I loved the film, and was inspired by it for three main reasons:

First, Tony Gilroy, the director of “Michael Clayton,” has brought us a true but fair plot that is as complex as it is realistic. All too often, our current dramatic plots are either too predictable or too unbelievable. “Duplicity” lands in the realistic middle, marking a wonderful change of pace that drew me in without telling me where to go.
Second, Clive Owen and Julia Roberts bring the kind of chemistry that most movie-goers long for, yet rarely find. Whether it’s boy vs. girl, spy vs. ex-spy, or in-crowd vs. out-crowd vs. in-crowd, the on-screen relationship between Mr. Owen and Ms. Roberts is as intriguing as it is inviting, as confusing as it is unifying.
Julia Roberts at
Third, “Duplicity” brings to bear a question that haunts us all: what if–in the final analysis–our choices come down to who we care for vs. what we believe in? What will do we do? What should we do?

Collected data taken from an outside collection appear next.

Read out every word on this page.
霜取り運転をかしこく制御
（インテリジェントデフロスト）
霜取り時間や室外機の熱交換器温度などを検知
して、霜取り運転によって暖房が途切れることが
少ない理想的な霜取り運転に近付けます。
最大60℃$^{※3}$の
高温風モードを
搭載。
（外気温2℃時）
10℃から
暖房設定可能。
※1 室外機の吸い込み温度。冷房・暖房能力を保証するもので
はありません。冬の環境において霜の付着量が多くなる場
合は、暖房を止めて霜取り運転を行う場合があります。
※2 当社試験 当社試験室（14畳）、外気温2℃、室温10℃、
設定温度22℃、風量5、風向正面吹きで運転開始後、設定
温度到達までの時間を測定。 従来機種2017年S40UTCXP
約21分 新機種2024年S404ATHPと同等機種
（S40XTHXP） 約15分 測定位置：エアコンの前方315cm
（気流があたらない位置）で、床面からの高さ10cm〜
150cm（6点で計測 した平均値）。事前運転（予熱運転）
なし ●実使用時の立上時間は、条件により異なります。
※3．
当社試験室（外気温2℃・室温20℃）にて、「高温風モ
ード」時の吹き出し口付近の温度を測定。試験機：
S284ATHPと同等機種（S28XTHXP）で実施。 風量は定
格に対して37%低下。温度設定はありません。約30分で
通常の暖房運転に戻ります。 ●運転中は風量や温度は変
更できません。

The action of “Duplicity” is interesting enough to bring us along while the internal tension and conflict is enough to make us reflective. It probably doesn’t get the maximum stars, but “Duplicity” certainly asks some five-star questions that we all want to ask and don’t know how.
The movie invites us to ask them on the way home with the one we love, or tomorrow when we call the one we love to ask about what’s most important. The answers may not be simple, but they’re relevant. And, they’re important.
All too often, the hard questions of life are either too difficult or too unattractive to pursue or answer. I almost hate to say it, but putting Mr. Owen and Ms. Roberts on the screen brings enough attractiveness and panache to draw us in to some deeper questions which the film itself doesn’t pose…but we all should.
It’s a fine ride and well worth it. And, it’s well worth the follow-up questions it compels us to ask.